During the interview before the race I announced my decision to retire and after brunch I explained the thoughts of the past week to my wife. She agreed the on all my points of views with me as she always did and I knew that I really was very lucky.
I put on my overalls and helmet. I put on my gloves and shoes and squashed into the cockpit. There was always a little squeeze since I went off my diet a few months ago. As the cars lined up, I started in pole position, the car next to me bared the bad smell of Nicky Cossack. The silly Yank was glaring at me with his pointy little eyes. I sensed his anger at losing on his home land, and he said some thing which I couldn’t hear over the cheering of the crowd. He put on his helmet and a few seconds later the green light was on and we were off.
I started strong, holding all my bends through the first ten laps. Nicky was right behind me as always and nonconformist, not one to bare a grudge as always. As the race went on Nicky was closing in on me every lap. He was now only a few hundredths of a second behind me. I slowed down a little more than I should have for the next bend and Nicky arrive level with me at the close of the bend. We went head to head for two laps. When we arrived at the perpendicular bend Nicky slowed down to let me in front, he then hit me from the back at a diagonal view with the point of his nose cone, the energy transfer was enough for my body to beat the upholstery like a little red headed step child, and my eyes filled up with tears but I held back just like a little red headed step child. I wasn’t annoyed too much until I realised the car was still spinning on the wet grass.
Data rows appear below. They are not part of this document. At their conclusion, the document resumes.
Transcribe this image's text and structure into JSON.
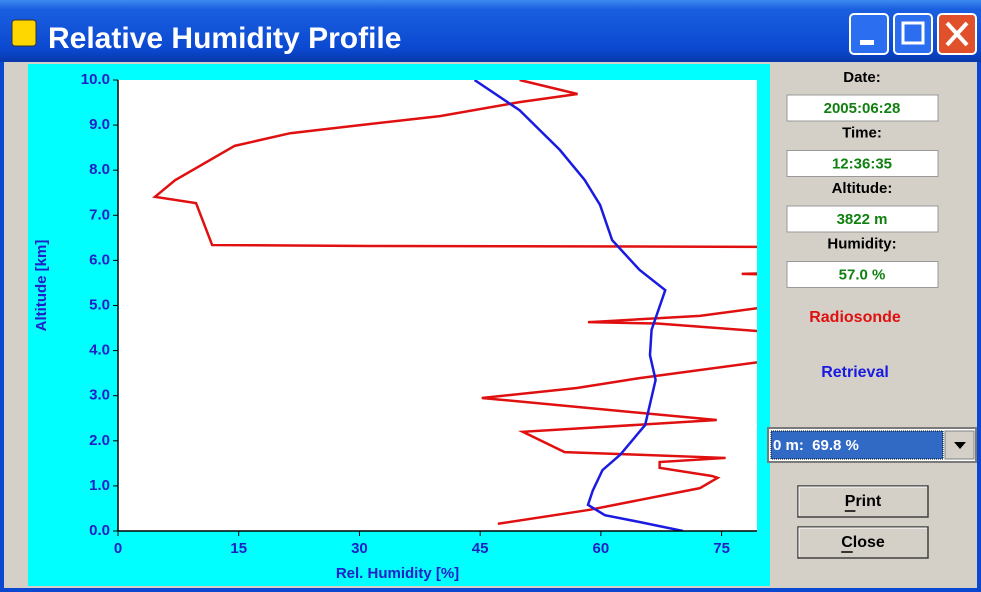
{
  "window": {
    "title": "Relative Humidity Profile"
  },
  "chart_data": {
    "type": "line",
    "xlabel": "Rel. Humidity [%]",
    "ylabel": "Altitude [km]",
    "xlim": [
      0,
      79.4
    ],
    "ylim": [
      0,
      10
    ],
    "xticks": [
      0,
      15,
      30,
      45,
      60,
      75
    ],
    "yticks": [
      {
        "value": 0,
        "label": "0.0"
      },
      {
        "value": 1,
        "label": "1.0"
      },
      {
        "value": 2,
        "label": "2.0"
      },
      {
        "value": 3,
        "label": "3.0"
      },
      {
        "value": 4,
        "label": "4.0"
      },
      {
        "value": 5,
        "label": "5.0"
      },
      {
        "value": 6,
        "label": "6.0"
      },
      {
        "value": 7,
        "label": "7.0"
      },
      {
        "value": 8,
        "label": "8.0"
      },
      {
        "value": 9,
        "label": "9.0"
      },
      {
        "value": 10,
        "label": "10.0"
      }
    ],
    "series": [
      {
        "name": "Radiosonde",
        "color": "#e01010",
        "x": [
          47.2,
          58.6,
          72.3,
          74.5,
          73.8,
          67.3,
          67.3,
          75.5,
          64.8,
          55.5,
          50.3,
          74.4,
          45.2,
          57.0,
          64.8,
          82.0,
          82.0,
          67.0,
          58.4,
          72.3,
          82.0,
          82.0,
          77.5,
          82.0,
          82.0,
          31.3,
          11.7,
          9.7,
          4.6,
          7.1,
          14.5,
          21.4,
          30.1,
          40.0,
          49.9,
          57.1,
          49.9
        ],
        "values": [
          0.16,
          0.47,
          0.95,
          1.18,
          1.22,
          1.4,
          1.53,
          1.62,
          1.69,
          1.75,
          2.2,
          2.46,
          2.95,
          3.17,
          3.39,
          3.8,
          4.4,
          4.6,
          4.63,
          4.77,
          5.0,
          5.68,
          5.7,
          5.72,
          6.3,
          6.32,
          6.34,
          7.27,
          7.41,
          7.78,
          8.54,
          8.82,
          9.0,
          9.2,
          9.51,
          9.69,
          10.0
        ]
      },
      {
        "name": "Retrieval",
        "color": "#1a1ae0",
        "x": [
          70.2,
          64.8,
          60.5,
          58.4,
          59.0,
          60.2,
          62.4,
          65.5,
          66.8,
          66.1,
          66.3,
          68.0,
          64.8,
          61.4,
          59.9,
          58.0,
          54.9,
          49.9,
          44.3
        ],
        "values": [
          0,
          0.2,
          0.35,
          0.58,
          0.9,
          1.35,
          1.69,
          2.35,
          3.35,
          3.9,
          4.46,
          5.34,
          5.79,
          6.45,
          7.23,
          7.78,
          8.45,
          9.33,
          10.0
        ]
      }
    ]
  },
  "panel": {
    "fields": [
      {
        "label": "Date:",
        "value": "2005:06:28"
      },
      {
        "label": "Time:",
        "value": "12:36:35"
      },
      {
        "label": "Altitude:",
        "value": "3822 m"
      },
      {
        "label": "Humidity:",
        "value": "57.0 %"
      }
    ],
    "dropdown": "0 m:  69.8 %",
    "buttons": [
      "Print",
      "Close"
    ]
  }
}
I started having flash backs to six years ago when my car was spinning and I felt nauseated. The car went head first into the tyres. I couldn’t hear anything but the boo’s and jeers that I expected where meant for Nicky. The pole that was keeping the tyres together, ripped into the side of the car. It pierced into my right leg and nailed me into the cockpit so that I wouldn’t be able to get out, the pain was so full that from waist down my whole body was numb and I experience a very painful headache. I took off my helmet and the first thing I noticed was the whiff of gas rushing into the harbour of my nostrils. The fear of the car blowing made me tug away at my leg trying pitifully to detach it from the pole. The pole did give way but at the expense of half my leg being cut from above the bone. I was screaming with anger, but it was no use, no one would hear me over the sound of the crowds. The blood had now filled the cockpit and I passed out my head went strait into the steering wheel but the comfortable handle had been knocked off during the crash and the black peace of metal made horrific contact with my cheek and strident all the way through my mouth. It grazed my tongue. My head rocked forward leaving my mouth open, trickling with buckets of blood. The rescue team arrived, they decided not to move me until I was transported to the closest hospital. The wing was removed as well as the half of the nose cone that was still attached to the car. The smell of the gas that I earlier noticed finally paid off when I and two members of the paramedics where blasted over the boundary tyres. The paramedics accumulated no specific injuries. My whole face was burnt. Because my mouth was left open, inside it was also burnt. The surface of my body was burnt to the bone. My legs where also burnt, however my right leg was torched from halfway down the thigh and onwards from the depths of the muscle and bone. In the hospital the doctors discovered that my all flesh on my body had been burnt. They explained to my wife that I was lucky to have died, because of a shortage of blood and not because of multiple burn wounds. That was the only little bit of salvation that was left for her.